At the mid-afternoon grand opening ceremony on Sunday, Pete Conroy, the Center director, announced, “The Little River Canyon Center is now open to the public.” At that point, a standing-room-only audience in the exhibit hall erupted into loud and long applause.
Located along Alabama Highway 35, just north of Little River Falls, the Little River Canyon Center has been a dream of environmentalists and educators for almost two decades.
The Canyon Center will be the headquarters for the Little River Canyon Field School sponsored by Jacksonville State University. The building will also house the offices of the National Park Service’s Little River Canyon National Preserve.
During Sunday’s grand opening, more than 3,000 visitors signed the guest registry. (Dekalb County sheriff’s department officers who directed traffic for the Sunday festivities estimated 3500 attendees). Those visitors toured the building and observed the crafts of numerous northeast Alabama professional artisans. Most of the exhibitors demonstrated the creation of their products.

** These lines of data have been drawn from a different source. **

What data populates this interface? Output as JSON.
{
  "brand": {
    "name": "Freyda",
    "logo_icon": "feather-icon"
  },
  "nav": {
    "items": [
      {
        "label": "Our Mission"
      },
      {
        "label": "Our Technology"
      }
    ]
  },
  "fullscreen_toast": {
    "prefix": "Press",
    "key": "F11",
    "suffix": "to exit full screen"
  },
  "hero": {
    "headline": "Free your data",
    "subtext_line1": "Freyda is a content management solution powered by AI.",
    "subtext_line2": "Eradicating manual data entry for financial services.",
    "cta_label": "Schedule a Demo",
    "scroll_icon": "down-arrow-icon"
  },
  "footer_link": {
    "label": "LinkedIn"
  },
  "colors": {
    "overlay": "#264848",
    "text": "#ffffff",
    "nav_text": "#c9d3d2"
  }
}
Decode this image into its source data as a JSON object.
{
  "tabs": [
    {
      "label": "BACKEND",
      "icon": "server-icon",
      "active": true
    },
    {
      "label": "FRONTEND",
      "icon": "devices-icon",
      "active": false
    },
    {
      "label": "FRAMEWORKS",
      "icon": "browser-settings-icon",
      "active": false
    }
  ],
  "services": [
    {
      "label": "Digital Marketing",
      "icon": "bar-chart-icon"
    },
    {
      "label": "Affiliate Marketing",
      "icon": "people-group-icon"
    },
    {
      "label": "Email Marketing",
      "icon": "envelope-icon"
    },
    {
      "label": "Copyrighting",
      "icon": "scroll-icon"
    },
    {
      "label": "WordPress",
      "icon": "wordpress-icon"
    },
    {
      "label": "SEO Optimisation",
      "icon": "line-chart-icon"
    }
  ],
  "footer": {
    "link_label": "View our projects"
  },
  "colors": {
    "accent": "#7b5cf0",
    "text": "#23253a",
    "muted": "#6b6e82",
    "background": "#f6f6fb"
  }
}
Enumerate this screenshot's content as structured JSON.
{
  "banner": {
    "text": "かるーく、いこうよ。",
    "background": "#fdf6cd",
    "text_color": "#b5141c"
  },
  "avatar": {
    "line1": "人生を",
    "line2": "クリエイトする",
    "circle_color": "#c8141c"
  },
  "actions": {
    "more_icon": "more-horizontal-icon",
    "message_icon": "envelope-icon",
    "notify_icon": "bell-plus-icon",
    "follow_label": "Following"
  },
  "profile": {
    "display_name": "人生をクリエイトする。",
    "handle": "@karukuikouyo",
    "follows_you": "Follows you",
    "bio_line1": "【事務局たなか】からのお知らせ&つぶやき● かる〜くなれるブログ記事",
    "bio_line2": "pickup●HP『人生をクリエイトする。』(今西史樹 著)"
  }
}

Popular with visitors were the displays of art glass from Orbix Glass, stained glass, iron art, Windsor chair making, artistic metal lampshades and chandeliers, pottery, and jewelry.
At the grand opening ceremony, a video virtual tour was shown to let participants know how the exhibit hall will look when all exhibits are installed. The hall will offer hands-on-activities (including rock climbing), models of the canyon, and even an 18-foot-tall replica of a green pitcher plant-which is native to the Canyon. In the near future, the hall will also feature displays of antiques and other artifacts-many hundreds of years old-from the Southeast. That collection was assembled by the late Catherine and Robert Mann of Cedar Bluff. The collection was donated to the Canyon Center museum by the Manns’ daughter Warwick Mann Woodall, who now lives in Birmingham.
Conroy served as master of ceremonies and also shared numerous humorous stories of circumstances experienced during the planning and construction f the building. One of Conroy’s main stories revolved round his first trip to Washington to meet the late Congressman Tom Bevill.
Conroy said “I had just purchased a new suit-my one and only shortly after completing graduate work-and a new brief case to make me look business-like.
En route to the Birmingham airport, I had a flat tire on my older model Volkswagen Beetle. I was unable to get to the spare tire-so with only minutes before I was to board Alabama Power Company’s corporate plane, I decided to hitchhike-thinking my neat appearance would mean a quick offer of a ride. That didn’t happen.
Instead, the only offer I had was with a family of chicken farmers whose vehicle smelled like their product. We made it to the airport just barely in time for me to get onto the plane.”
He then stated that he was certain his fellow passengers had real questions about his rather unique cologne. “But I did meet with Congressman Bevill-who became one of greatest supporters for the Canyon Preserve and the Canyon Center.”
Bevill’s son Don attended the Sunday ceremony and shared memories of his father and then presented a portrait of his father to the Center. The portrait will be hung in the Field School section of the Center.
Other speakers inlcuded Dr. William Meehan, president of Jacksonville State University; Mayor Bill Jordan of Fort Payne; Willard Bowers, Alabama Power Company vice-president; John Bundy, park superintendent; and Jay Jenkins, the architect for the Canyon Center. Conroy reminded the audience of the early support and promotion of the Center by the late Bill Bowen, a science professor at JSU.
Bowen died only weeks before the autumn preview of the Canyon Center. A scarlet oak tree has been planted in Bowen’s memory. The tree is just to the south of the front entrance of the Center.